Power Outages Spread as Historic Heatwave Continues

Well, at least we had a lovely spring.

If only it hadn't morphed into what we've had to endure these past couple of months—one of the hottest summers ever.

Unfortunately, like all major heatwaves, this one is causing a lot of problems besides mere sweat and discomfort.

For older folks and those with severe medical conditions,  excessive heat can be deadly.

In fact, when temperatures remain persistently high as they've done this summer, even people in good health can suffer life-threatening consequences if they're not careful.

Then there are the power outages, which—like extraordinarily high temps—are fast becoming a regular feature of the American summer.

Power outages

This summer's unrelenting heat caused power outages that left over 300,000 people in Oklahoma, Texas, and Louisiana without power for days.

In Mississippi, some residents suffered through blackouts that were longer than what they were forced to endure back in 2015 in the wake of Hurricane Katrina.

Arizona residents have been lucky so far. The lights have stayed on this summer, despite Phoenix setting a new record for electricity consumption.

Breaking that record wasn't surprising, though, since Phoenix also broke a major heat record as well— residents had to endure a jaw-dropping 31 straight days of temperatures reaching 110 degrees or higher.

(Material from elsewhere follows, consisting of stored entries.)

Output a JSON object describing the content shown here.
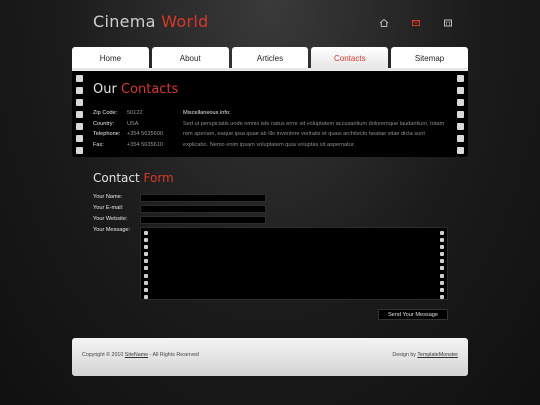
{
  "header": {
    "logo_first": "Cinema",
    "logo_second": "World",
    "icons": [
      "home-icon",
      "mail-icon",
      "sitemap-icon"
    ]
  },
  "nav": {
    "tabs": [
      {
        "label": "Home"
      },
      {
        "label": "About"
      },
      {
        "label": "Articles"
      },
      {
        "label": "Contacts"
      },
      {
        "label": "Sitemap"
      }
    ],
    "active": "Contacts"
  },
  "contacts": {
    "title_first": "Our",
    "title_second": "Contacts",
    "address": [
      {
        "key": "Zip Code:",
        "value": "50122"
      },
      {
        "key": "Country:",
        "value": "USA"
      },
      {
        "key": "Telephone:",
        "value": "+354 5635600"
      },
      {
        "key": "Fax:",
        "value": "+354 5635610"
      }
    ],
    "misc_title": "Miscellaneous info:",
    "misc_text": "Sed ut perspiciatis unde omnis iste natus error sit voluptatem accusantium doloremque laudantium, totam rem aperiam, eaque ipsa quae ab illo inventore veritatis et quasi architecto beatae vitae dicta sunt explicabo. Nemo enim ipsam voluptatem quia voluptas sit aspernatur."
  },
  "form": {
    "title_first": "Contact",
    "title_second": "Form",
    "name_label": "Your Name:",
    "email_label": "Your E-mail:",
    "website_label": "Your Website:",
    "message_label": "Your Message:",
    "name_value": "",
    "email_value": "",
    "website_value": "",
    "message_value": "",
    "submit_label": "Send Your Message"
  },
  "footer": {
    "copy_prefix": "Copyright © 2010",
    "copy_link": "SiteName",
    "copy_suffix": "- All Rights Reserved",
    "design_prefix": "Design by",
    "design_link": "TemplateMonster"
  },
  "colors": {
    "accent": "#d8372c",
    "background": "#1b1b1b",
    "panel": "#000000"
  }
}
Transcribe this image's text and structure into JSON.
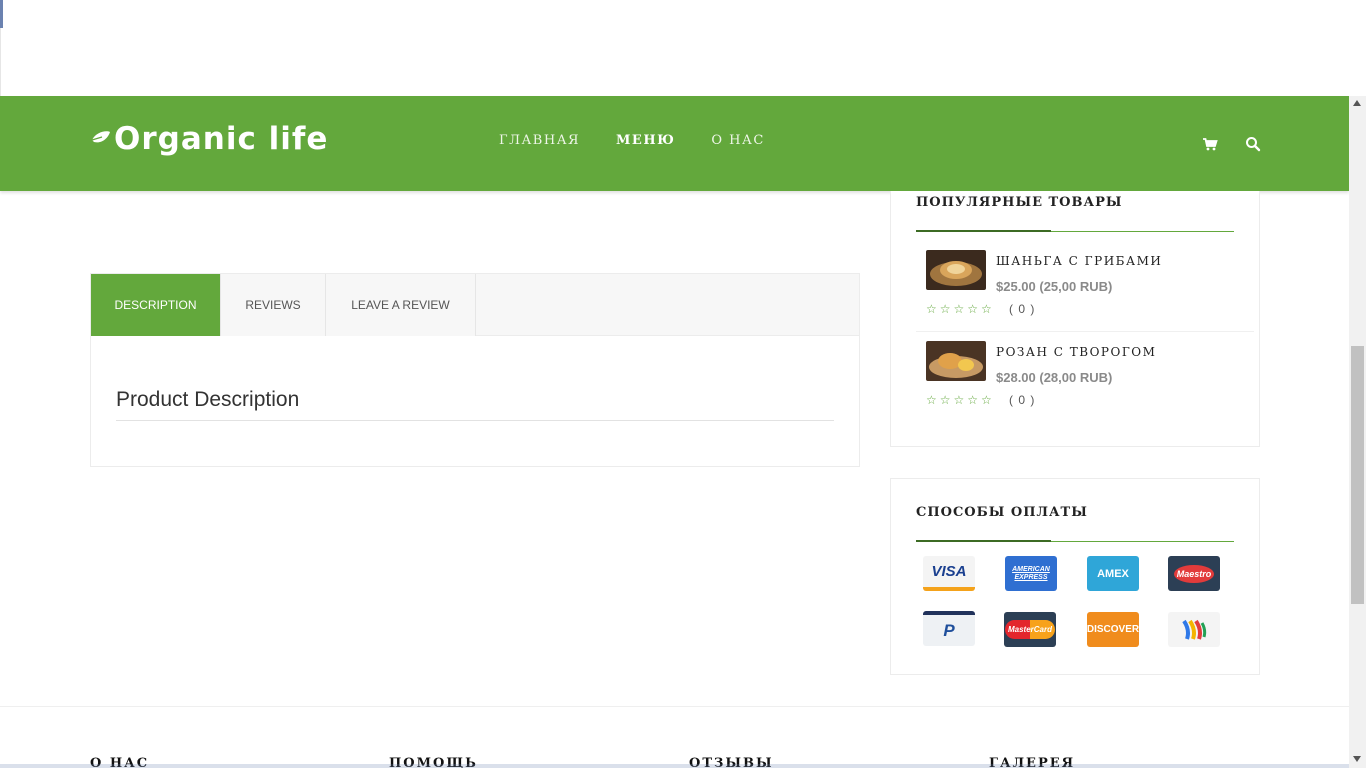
{
  "brand": {
    "logo_text": "Organic life"
  },
  "nav": {
    "items": [
      {
        "label": "ГЛАВНАЯ",
        "active": false
      },
      {
        "label": "МЕНЮ",
        "active": true
      },
      {
        "label": "О НАС",
        "active": false
      }
    ]
  },
  "header_icons": [
    "cart-icon",
    "search-icon"
  ],
  "colors": {
    "accent": "#63a83c",
    "accent_dark": "#3c6b24"
  },
  "tabs": [
    {
      "label": "DESCRIPTION",
      "active": true
    },
    {
      "label": "REVIEWS",
      "active": false
    },
    {
      "label": "LEAVE A REVIEW",
      "active": false
    }
  ],
  "description": {
    "title": "Product Description"
  },
  "popular": {
    "title": "ПОПУЛЯРНЫЕ ТОВАРЫ",
    "items": [
      {
        "name": "ШАНЬГА С ГРИБАМИ",
        "price": "$25.00 (25,00 RUB)",
        "rating": 0,
        "stars": "☆☆☆☆☆",
        "count": "( 0 )"
      },
      {
        "name": "РОЗАН С ТВОРОГОМ",
        "price": "$28.00 (28,00 RUB)",
        "rating": 0,
        "stars": "☆☆☆☆☆",
        "count": "( 0 )"
      }
    ]
  },
  "payment": {
    "title": "СПОСОБЫ ОПЛАТЫ",
    "cards": [
      {
        "name": "visa",
        "label": "VISA"
      },
      {
        "name": "american-express",
        "label": "AMERICAN EXPRESS"
      },
      {
        "name": "amex",
        "label": "AMEX"
      },
      {
        "name": "maestro",
        "label": "Maestro"
      },
      {
        "name": "paypal",
        "label": "P"
      },
      {
        "name": "mastercard",
        "label": "MasterCard"
      },
      {
        "name": "discover",
        "label": "DISCOVER"
      },
      {
        "name": "google-wallet",
        "label": ""
      }
    ]
  },
  "footer": {
    "columns": [
      "О НАС",
      "ПОМОЩЬ",
      "ОТЗЫВЫ",
      "ГАЛЕРЕЯ"
    ]
  }
}
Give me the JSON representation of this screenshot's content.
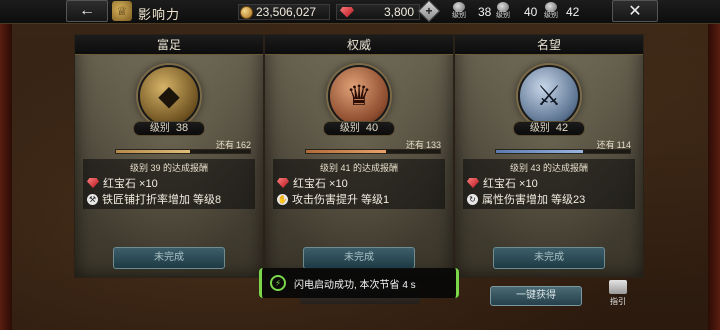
{
  "header": {
    "back_icon": "back-arrow-icon",
    "title": "影响力",
    "gold": "23,506,027",
    "rubies": "3,800",
    "badges": [
      {
        "label": "级别",
        "value": "38"
      },
      {
        "label": "级别",
        "value": "40"
      },
      {
        "label": "级别",
        "value": "42"
      }
    ],
    "close_icon": "close-icon"
  },
  "panels": [
    {
      "name": "富足",
      "emblem_icon": "diamond-emblem-icon",
      "level_label": "级别",
      "level": "38",
      "remain_label": "还有",
      "remain": "162",
      "progress": 0.55,
      "reward_title": "级别 39 的达成报酬",
      "reward_1": "红宝石 ×10",
      "reward_2": "铁匠铺打折率增加  等级8",
      "status": "未完成"
    },
    {
      "name": "权威",
      "emblem_icon": "crown-emblem-icon",
      "level_label": "级别",
      "level": "40",
      "remain_label": "还有",
      "remain": "133",
      "progress": 0.6,
      "reward_title": "级别 41 的达成报酬",
      "reward_1": "红宝石 ×10",
      "reward_2": "攻击伤害提升  等级1",
      "status": "未完成"
    },
    {
      "name": "名望",
      "emblem_icon": "shield-emblem-icon",
      "level_label": "级别",
      "level": "42",
      "remain_label": "还有",
      "remain": "114",
      "progress": 0.65,
      "reward_title": "级别 43 的达成报酬",
      "reward_1": "红宝石 ×10",
      "reward_2": "属性伤害增加  等级23",
      "status": "未完成"
    }
  ],
  "footer": {
    "claim_all": "一键获得",
    "guide": "指引"
  },
  "toast": {
    "text": "闪电启动成功, 本次节省 4 s"
  }
}
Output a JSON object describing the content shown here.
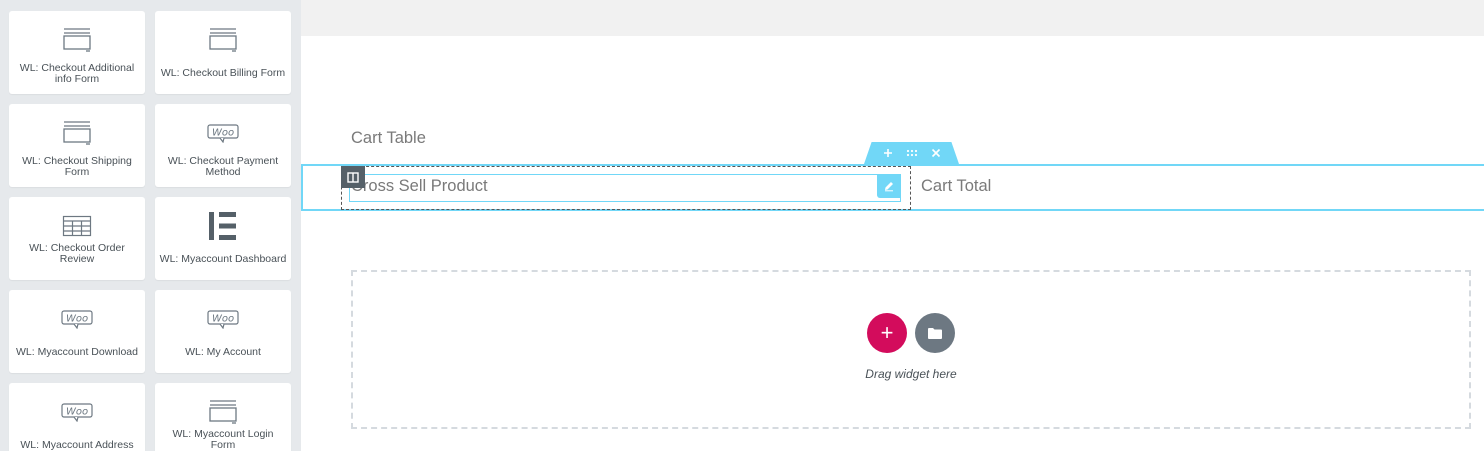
{
  "sidebar": {
    "widgets": [
      {
        "label": "WL: Checkout Additional info Form",
        "icon": "form-icon"
      },
      {
        "label": "WL: Checkout Billing Form",
        "icon": "form-icon"
      },
      {
        "label": "WL: Checkout Shipping Form",
        "icon": "form-icon"
      },
      {
        "label": "WL: Checkout Payment Method",
        "icon": "woo-icon"
      },
      {
        "label": "WL: Checkout Order Review",
        "icon": "table-icon"
      },
      {
        "label": "WL: Myaccount Dashboard",
        "icon": "elementor-icon"
      },
      {
        "label": "WL: Myaccount Download",
        "icon": "woo-icon"
      },
      {
        "label": "WL: My Account",
        "icon": "woo-icon"
      },
      {
        "label": "WL: Myaccount Address",
        "icon": "woo-icon"
      },
      {
        "label": "WL: Myaccount Login Form",
        "icon": "form-icon"
      }
    ],
    "collapse_icon": "chevron-left-icon",
    "woo_text": "Woo"
  },
  "canvas": {
    "heading_cart_table": "Cart Table",
    "heading_cross_sell": "Cross Sell Product",
    "heading_cart_total": "Cart Total",
    "drop_zone_text": "Drag widget here",
    "add_glyph": "+"
  },
  "colors": {
    "accent": "#71d7f7",
    "add_button": "#d30c5c",
    "folder_button": "#6d7882",
    "sidebar_bg": "#e6e9ec"
  }
}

For perspective,  the previous record was set way back in 1974—that's almost 50 years ago—when residents experienced a mere 18 consecutive days of temps at 110 degrees or higher

Increased frequency

Unfortunately, grid disruptions in the US have been getting worse for a while. So this summer doesn't appear to be an outlier.

A study released by Scientific American just last month found that, between 2013 and 2021, the average duration of a power outage in the US grew from around 3.5 hours to more than seven hours.

But it isn't just that power outages are getting longer. They've also started occurring more often. According to the same Scientific American study, the frequency of power outages increased from 1.2 to 1.42 events per customer each year.

More regions affected

Aside from lasting longer and becoming more common,  summer blackouts also seem to be affecting more regions. 38 states have already experienced power outages just this year alone.

Texas has had the most blackouts so far—suffering through 109 power outages, the longest of which affected 360,000 customers for over six days.

Second through fifth place in this year's blackout sweepstakes went to Michigan, California, Louisiana, and Washington state, respectively.

But 2023 isn't over yet. Nor is the oppressive summer heat it's brought upon us.

So other states are still contenders for this most unwelcome honor.